Jusqu’où donner ?
Publié le 22 juin 2015. Par la rédaction de Books.
Zell Kravinsky est-il un exemple à suivre en cette journée nationale du don d’organes ? Il y a quelques années, cet Américain a commencé par donner toute sa fortune – soit 45 millions de dollars – à des œuvres caritatives. Non content de ce geste, il a ensuite offert un rein à une jeune femme en attente de greffe. Il était décidé à se séparer d’une partie de son foie, d’un morceau de poumon et de moelle osseuse, avant que son épouse ne l’arrête.

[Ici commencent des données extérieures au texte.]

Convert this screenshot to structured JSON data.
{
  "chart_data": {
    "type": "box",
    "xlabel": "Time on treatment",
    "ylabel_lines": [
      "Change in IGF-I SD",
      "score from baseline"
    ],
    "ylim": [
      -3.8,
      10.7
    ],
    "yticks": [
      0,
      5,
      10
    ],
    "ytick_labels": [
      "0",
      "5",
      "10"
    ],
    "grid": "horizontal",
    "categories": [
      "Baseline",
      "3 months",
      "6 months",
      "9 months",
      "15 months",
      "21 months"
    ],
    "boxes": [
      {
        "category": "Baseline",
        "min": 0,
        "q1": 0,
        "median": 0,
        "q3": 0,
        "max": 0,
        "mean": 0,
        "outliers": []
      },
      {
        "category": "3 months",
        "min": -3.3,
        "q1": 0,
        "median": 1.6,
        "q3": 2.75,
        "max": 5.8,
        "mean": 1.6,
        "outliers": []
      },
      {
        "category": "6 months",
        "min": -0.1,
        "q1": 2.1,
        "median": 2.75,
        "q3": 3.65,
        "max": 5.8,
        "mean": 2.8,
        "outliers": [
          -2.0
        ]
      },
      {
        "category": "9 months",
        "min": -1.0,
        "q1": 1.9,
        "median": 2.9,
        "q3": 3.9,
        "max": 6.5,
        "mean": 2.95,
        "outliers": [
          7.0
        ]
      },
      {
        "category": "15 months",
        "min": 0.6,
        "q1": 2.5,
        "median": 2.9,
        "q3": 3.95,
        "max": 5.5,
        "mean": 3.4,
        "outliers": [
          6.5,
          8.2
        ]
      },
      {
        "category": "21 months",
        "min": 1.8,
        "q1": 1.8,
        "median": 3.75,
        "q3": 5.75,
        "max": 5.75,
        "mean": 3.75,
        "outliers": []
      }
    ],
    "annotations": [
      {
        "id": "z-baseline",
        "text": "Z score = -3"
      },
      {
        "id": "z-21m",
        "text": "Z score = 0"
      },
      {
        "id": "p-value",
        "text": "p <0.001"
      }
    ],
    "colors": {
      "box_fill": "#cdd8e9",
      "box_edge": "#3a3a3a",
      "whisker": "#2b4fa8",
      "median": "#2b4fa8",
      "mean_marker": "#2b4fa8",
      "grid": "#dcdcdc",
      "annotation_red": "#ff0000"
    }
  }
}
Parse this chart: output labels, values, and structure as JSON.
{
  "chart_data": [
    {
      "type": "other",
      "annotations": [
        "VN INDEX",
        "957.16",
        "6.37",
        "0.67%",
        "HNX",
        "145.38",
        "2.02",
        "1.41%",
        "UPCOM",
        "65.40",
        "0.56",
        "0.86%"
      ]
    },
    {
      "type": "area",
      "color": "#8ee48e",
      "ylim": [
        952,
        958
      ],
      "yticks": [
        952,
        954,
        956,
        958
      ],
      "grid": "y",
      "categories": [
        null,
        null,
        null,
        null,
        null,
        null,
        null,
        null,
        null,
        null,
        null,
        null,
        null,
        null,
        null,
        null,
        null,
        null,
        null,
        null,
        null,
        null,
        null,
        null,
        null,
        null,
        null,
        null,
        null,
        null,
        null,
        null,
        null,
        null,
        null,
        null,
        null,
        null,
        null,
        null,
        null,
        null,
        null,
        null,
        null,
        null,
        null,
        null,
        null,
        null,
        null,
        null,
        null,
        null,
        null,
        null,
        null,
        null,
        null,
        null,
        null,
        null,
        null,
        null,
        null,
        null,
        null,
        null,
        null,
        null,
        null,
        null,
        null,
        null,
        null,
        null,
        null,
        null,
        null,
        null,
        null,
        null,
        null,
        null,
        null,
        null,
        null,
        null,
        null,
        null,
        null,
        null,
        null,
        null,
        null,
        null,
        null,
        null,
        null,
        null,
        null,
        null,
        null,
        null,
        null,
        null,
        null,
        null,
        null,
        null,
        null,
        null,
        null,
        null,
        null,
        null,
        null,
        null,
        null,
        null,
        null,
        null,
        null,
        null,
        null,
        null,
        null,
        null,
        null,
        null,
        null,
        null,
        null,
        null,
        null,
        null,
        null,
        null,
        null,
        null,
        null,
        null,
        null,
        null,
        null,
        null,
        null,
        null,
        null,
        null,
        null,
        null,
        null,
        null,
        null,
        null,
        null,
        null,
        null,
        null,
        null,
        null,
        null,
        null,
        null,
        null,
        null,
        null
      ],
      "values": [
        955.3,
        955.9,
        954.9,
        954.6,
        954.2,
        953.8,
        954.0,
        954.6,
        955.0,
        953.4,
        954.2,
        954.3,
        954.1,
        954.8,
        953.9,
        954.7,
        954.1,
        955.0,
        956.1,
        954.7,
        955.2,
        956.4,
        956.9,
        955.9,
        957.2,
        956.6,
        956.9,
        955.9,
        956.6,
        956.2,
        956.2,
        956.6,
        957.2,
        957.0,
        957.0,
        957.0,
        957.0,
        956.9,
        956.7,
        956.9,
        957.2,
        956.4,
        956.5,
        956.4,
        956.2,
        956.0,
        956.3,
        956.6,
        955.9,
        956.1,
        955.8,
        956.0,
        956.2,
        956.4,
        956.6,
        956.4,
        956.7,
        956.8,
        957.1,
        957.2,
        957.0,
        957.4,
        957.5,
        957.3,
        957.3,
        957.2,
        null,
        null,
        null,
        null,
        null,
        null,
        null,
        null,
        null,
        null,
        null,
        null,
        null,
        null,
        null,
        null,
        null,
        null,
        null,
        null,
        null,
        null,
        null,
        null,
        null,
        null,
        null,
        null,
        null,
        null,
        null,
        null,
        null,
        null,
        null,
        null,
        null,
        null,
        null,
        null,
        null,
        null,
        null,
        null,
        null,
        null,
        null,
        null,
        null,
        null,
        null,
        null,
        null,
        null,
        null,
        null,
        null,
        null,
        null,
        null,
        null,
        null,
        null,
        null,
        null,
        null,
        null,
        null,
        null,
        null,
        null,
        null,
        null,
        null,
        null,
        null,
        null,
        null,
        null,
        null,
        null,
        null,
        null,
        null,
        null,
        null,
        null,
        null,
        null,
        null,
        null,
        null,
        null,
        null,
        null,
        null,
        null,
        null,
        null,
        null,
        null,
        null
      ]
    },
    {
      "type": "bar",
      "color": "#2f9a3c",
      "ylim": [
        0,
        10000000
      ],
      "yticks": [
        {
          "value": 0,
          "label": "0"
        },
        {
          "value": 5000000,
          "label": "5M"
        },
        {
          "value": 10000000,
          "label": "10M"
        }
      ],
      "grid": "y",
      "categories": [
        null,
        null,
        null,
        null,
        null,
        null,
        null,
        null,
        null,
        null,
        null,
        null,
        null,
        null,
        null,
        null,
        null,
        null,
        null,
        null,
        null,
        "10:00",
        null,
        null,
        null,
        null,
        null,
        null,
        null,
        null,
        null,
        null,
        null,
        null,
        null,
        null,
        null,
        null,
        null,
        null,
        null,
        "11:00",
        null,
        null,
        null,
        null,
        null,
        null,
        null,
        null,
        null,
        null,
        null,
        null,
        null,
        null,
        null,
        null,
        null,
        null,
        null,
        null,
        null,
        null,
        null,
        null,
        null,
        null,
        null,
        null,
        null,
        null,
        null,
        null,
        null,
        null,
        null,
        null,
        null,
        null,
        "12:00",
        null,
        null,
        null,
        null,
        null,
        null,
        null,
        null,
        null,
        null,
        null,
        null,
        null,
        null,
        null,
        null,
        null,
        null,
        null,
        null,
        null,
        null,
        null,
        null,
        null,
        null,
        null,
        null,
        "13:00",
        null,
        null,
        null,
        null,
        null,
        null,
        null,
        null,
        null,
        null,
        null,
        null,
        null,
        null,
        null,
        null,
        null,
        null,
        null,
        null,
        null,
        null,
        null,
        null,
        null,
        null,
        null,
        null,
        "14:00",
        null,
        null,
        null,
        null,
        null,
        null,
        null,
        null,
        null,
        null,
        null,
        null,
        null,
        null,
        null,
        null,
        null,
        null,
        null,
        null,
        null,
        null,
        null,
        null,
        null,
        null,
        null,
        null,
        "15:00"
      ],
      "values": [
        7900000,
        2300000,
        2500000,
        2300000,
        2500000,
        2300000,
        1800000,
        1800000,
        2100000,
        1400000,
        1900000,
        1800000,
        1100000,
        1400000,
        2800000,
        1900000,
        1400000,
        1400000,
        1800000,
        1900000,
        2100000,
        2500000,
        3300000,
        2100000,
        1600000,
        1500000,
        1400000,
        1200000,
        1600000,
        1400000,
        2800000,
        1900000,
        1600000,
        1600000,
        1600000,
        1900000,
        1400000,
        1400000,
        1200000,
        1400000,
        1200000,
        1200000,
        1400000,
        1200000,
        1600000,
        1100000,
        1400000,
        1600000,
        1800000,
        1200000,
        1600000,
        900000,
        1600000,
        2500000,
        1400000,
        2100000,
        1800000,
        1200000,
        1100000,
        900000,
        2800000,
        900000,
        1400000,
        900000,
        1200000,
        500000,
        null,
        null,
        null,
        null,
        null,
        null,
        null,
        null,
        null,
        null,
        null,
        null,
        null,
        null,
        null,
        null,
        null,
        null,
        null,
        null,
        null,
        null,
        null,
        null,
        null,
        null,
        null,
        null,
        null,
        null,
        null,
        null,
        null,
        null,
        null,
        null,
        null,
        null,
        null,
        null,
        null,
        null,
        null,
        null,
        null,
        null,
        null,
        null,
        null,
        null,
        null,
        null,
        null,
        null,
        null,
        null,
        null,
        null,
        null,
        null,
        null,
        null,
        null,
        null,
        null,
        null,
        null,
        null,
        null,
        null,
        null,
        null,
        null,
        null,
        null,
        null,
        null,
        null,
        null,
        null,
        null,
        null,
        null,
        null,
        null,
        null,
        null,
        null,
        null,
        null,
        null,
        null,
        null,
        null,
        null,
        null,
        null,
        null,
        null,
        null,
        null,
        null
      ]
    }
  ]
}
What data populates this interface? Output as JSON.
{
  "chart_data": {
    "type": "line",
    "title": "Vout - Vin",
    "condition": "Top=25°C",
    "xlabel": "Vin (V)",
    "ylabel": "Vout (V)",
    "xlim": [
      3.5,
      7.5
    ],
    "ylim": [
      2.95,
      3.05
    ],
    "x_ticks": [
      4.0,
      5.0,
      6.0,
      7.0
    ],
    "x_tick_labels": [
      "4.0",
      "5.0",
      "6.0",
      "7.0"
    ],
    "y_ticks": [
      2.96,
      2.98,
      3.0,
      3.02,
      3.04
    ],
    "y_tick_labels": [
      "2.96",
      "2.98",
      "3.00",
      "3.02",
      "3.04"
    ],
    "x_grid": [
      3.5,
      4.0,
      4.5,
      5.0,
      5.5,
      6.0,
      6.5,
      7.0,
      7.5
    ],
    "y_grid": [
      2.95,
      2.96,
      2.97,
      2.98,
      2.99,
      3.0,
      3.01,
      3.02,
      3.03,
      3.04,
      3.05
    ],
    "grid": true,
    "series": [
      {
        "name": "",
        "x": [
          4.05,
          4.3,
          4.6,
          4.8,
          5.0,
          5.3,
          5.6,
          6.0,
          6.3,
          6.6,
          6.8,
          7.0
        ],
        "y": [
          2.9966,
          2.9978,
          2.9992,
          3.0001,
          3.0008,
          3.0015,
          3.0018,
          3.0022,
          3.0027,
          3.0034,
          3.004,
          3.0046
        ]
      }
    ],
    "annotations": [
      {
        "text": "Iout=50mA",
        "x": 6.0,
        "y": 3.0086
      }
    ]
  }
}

Obsédé par les statistiques, Zell Kravinsky a calculé qu’il avait une chance sur quatre mille de mourir à cause de cette ablation du rein, alors que sa bénéficiaire (qu’il n’avait jamais rencontrée) avait l’assurance à 100 % de succomber si elle ne recevait pas de greffe. Ne pas donner son rein aurait signifié pour Kravinsky que sa vie était quatre mille fois plus importante que celle d’une étrangère. Un ratio « indécent », a-t-il confié au philosophe australien Peter Singer. Dans The Most Good You Can Do, l’auteur controversé de La Libération animale (1975) développe la notion d’altruisme efficace. Nous avons tous, selon lui, le devoir moral de faire le plus de bien possible au plus grand nombre. Pour cela, nous pouvons chacun déterminer notre « point d’utilité marginale », c’est-à-dire le seuil au-delà duquel le coût d’une action altruiste excède, pour nous, l’avantage qu’en retire son bénéficiaire. Le philosophe avoue lui-même être encore loin du compte : son épouse et lui ne donnent « que » 30 % de leur revenu annuel, alors qu’ils pourraient, selon ses propres dires, faire beaucoup plus.